Orfeu viu casais e famílias bem arrumadas, homens de cartolas e chapéus-coco de braços dados com madames com longos vestidos, algumas cobrindo do tronco até os braços - algo irracional, notou ele, no clima quente de Xibalba e sob aquele forte sol do Mês do Chamado, mas era o preço a se pagar pela moda - e outras ligeiramente mais expostas na vestimenta, com algum decote aqui e outro lá, mas quase todas faziam uso de cores fortes na roupa, com rendas e padrões coloridos. As mais pobres, que não podiam pagar por uma costura ou coloração mais elaborada, misturavam os arranjos para exibir a mais rica paleta possível, mas mesmo assim eram limitadas à cores mais apagadas, ou se utilizavam de métodos hashmal, no caso das neonatas. Uma boa parte se abanava com leques, ou se cobria com guarda-sóis coloridos, e era muito comum entre as mulheres de Xibalba usar tiaras com penas coloridas, reminiscentes de cocares indígeno-americanos, que davam um toque exuberante até à combinação mais simples, e contribuía grandemente para fazer daquela rua um desfile de cores.

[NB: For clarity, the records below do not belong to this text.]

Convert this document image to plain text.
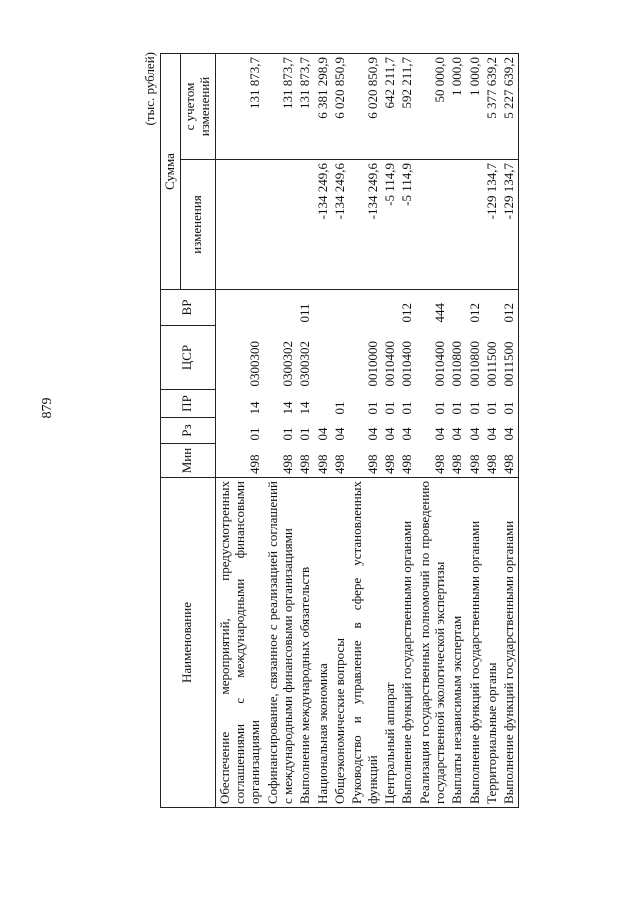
879
(тыс. рублей)
Наименование	Мин	Рз	ПР	ЦСР	ВР	Сумма	
						изменения	с учетом изменений
Обеспечение мероприятий, предусмотренных соглашениями с международными финансовыми организациями	498	01	14	0300300			131 873,7
Софинансирование, связанное с реализацией соглашений с международными финансовыми организациями	498	01	14	0300302			131 873,7
Выполнение международных обязательств	498	01	14	0300302	011		131 873,7
Национальная экономика	498	04				-134 249,6	6 381 298,9
Общеэкономические вопросы	498	04	01			-134 249,6	6 020 850,9
Руководство и управление в сфере установленных функций	498	04	01	0010000		-134 249,6	6 020 850,9
Центральный аппарат	498	04	01	0010400		-5 114,9	642 211,7
Выполнение функций государственными органами	498	04	01	0010400	012	-5 114,9	592 211,7
Реализация государственных полномочий по проведению государственной экологической экспертизы	498	04	01	0010400	444		50 000,0
Выплаты независимым экспертам	498	04	01	0010800			1 000,0
Выполнение функций государственными органами	498	04	01	0010800	012		1 000,0
Территориальные органы	498	04	01	0011500		-129 134,7	5 377 639,2
Выполнение функций государственными органами	498	04	01	0011500	012	-129 134,7	5 227 639,2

A maioria dos homens tinha um estilo mais sóbrio e menos colorido - pois o excesso de cores era associado com a feminilidade - com suspensórios marrons ou pretos, botas ou chinelos simples e camisas que geralmente exibiam alguma cor única - Apesar de ser uma única cor, em muitos casos era tão forte como as muitas cores das mulheres. Muitos usavam cartolas, chapéus-coco ou boinas - de acordo com a classe social, claro - e alguns, os mais brutos, exibidos (ou talvez racionais) andavam sem camisa.

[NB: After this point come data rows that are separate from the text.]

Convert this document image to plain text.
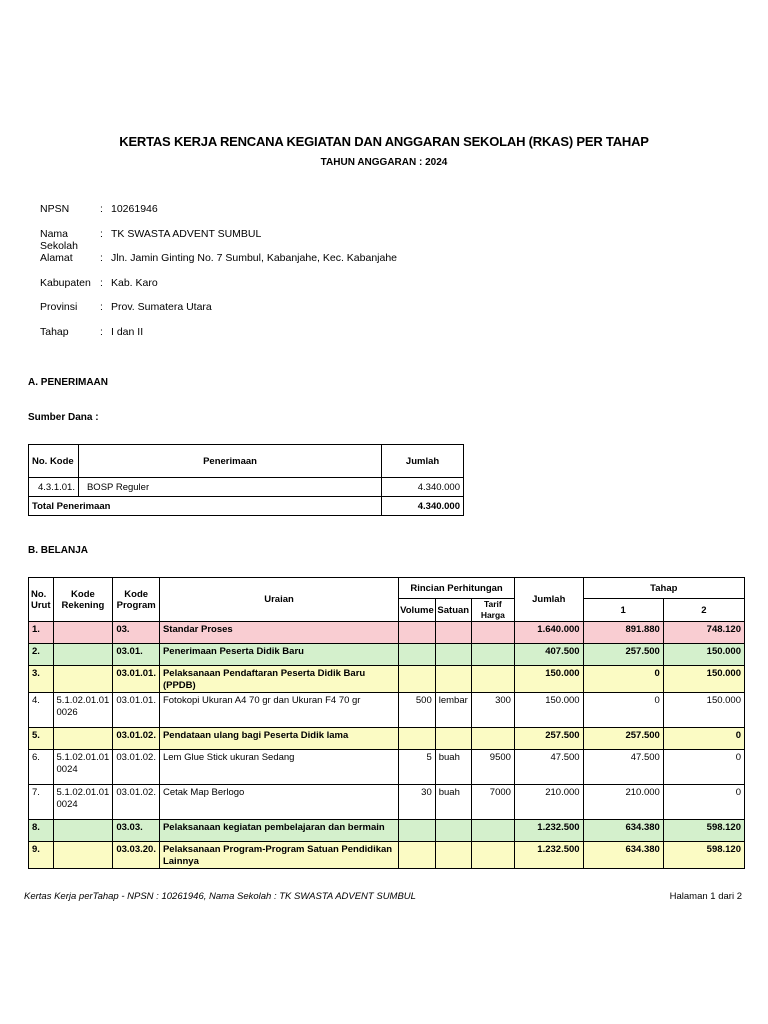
KERTAS KERJA RENCANA KEGIATAN DAN ANGGARAN SEKOLAH (RKAS) PER TAHAP
TAHUN ANGGARAN : 2024
NPSN	: 10261946
Nama Sekolah
: TK SWASTA ADVENT SUMBUL
Alamat	: Jln. Jamin Ginting No. 7 Sumbul, Kabanjahe, Kec. Kabanjahe
Kabupaten : Kab. Karo
Provinsi : Prov. Sumatera Utara
Tahap	: I dan II
A. PENERIMAAN
Sumber Dana :
No. Kode	Penerimaan	Jumlah
4.3.1.01.	BOSP Reguler	4.340.000
Total Penerimaan		4.340.000
B. BELANJA
No. Urut	Kode Rekening	Kode Program	Uraian	Rincian Perhitungan			Jumlah	Tahap	
				Volume	Satuan	Tarif Harga		1	2
1.		03.	Standar Proses				1.640.000	891.880	748.120
2.		03.01.	Penerimaan Peserta Didik Baru				407.500	257.500	150.000
3.		03.01.01.	Pelaksanaan Pendaftaran Peserta Didik Baru (PPDB)				150.000	0	150.000
4.	5.1.02.01.01 0026	03.01.01.	Fotokopi Ukuran A4 70 gr dan Ukuran F4 70 gr	500	lembar	300	150.000	0	150.000
5.		03.01.02.	Pendataan ulang bagi Peserta Didik lama				257.500	257.500	0
6.	5.1.02.01.01 0024	03.01.02.	Lem Glue Stick ukuran Sedang	5	buah	9500	47.500	47.500	0
7.	5.1.02.01.01 0024	03.01.02.	Cetak Map Berlogo	30	buah	7000	210.000	210.000	0
8.		03.03.	Pelaksanaan kegiatan pembelajaran dan bermain				1.232.500	634.380	598.120
9.		03.03.20.	Pelaksanaan Program-Program Satuan Pendidikan Lainnya				1.232.500	634.380	598.120
Kertas Kerja perTahap - NPSN : 10261946, Nama Sekolah : TK SWASTA ADVENT SUMBUL	Halaman 1 dari 2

A moda de Xibalba lembrava Orfeu majoritariamente de algo europeu, do que era chamado do lado de lá de estilo Renascentista, como na Veneza dos séculos XV e XVI, mas o clima do arquipélago era mais próximo daquele do Caribe, e ele gostava de imaginar que a estética das ilhas caribenhas em plena época de colonização européia não devia ter sido muito diferente. No entanto, os padrões de cores e formas eram exóticos demais para serem definidos com apenas uma comparação geográfica e temporal: Havia um quê de exótico, ora polinésio, ora inca, ora hippie, e ora até mesmo egípcio antigo que permeava a cidade. O sincretismo não apenas enfeitava a rua de vestidos europeus acompanhados de cocares indígenas, mas também abria margem para improvisos estéticos que eram totalmente alienígenas para ele.
A arquitetura também era sujeita a essa aglomeração cultural: As casas do centro da cidade eram majoritariamente renascentistas, porém mais holandesas do que italianas: Pequenas porém altas e grudadas umas nas outras, com varias janelinhas simetricas, e haviam algumas construções misteriosas, mais antigas que as outras, que dispunham fachadas mais simples porém com algo glorioso e arcaico nelas, retas porém imponentes como algo egípcio ou sumério.
E claro, havia um ou outro morto-vivo na multidão. A maioria vinha das favelas ao sul da cidade, e a rua da casa de Orfeu e Zara não era farta deles por vir desde a região chamada de Os Pequenos Vales, ou apenas Os Vales, ao norte, habitada pela camada mais alta da sociedade - daí o fluxo tão exuberante - e passava pelo centro, adicionando à mistura. Os mortos-vivos deveriam ser trabalhadores dos vales ou do centro, supôs Orfeu, pois dificilmente saíam de tais posições. Eles andavam devagar, calados, cabisbaixos , com roupas escuras e sem enfeite, entristecendo esse fluxo. Apesar de que a maioria dos mortos-vivos pertencia as camadas mais baixas da sociedade, ambos não são sinônimos, e alguns trabalhadores pobres conseguiam escapar da conversão e da pressão grupal de uma boa parte das favelas, para poder se enfeitar e se vestir de acordo com a necessidade por cores e disfarçar seu status, expressando-se vividamente naquela massa.
"Diário do lado de cá - Adendo 12
Um dos maiores mistérios da vida após a morte são os estranhos efeitos sobre a memória dos recém-renascidos.
A maior parte dos renascidos não se lembra de detalhes conscientes de sua vida. No geral, apenas fragmentos subconscientes restam, que se manifestam em sonhos, na cultura e na linguagem, ou, como também é normal, poucos momentos ou pessoas marcantes de suas vidas, o que em muitos casos inclui a cena da própria morte.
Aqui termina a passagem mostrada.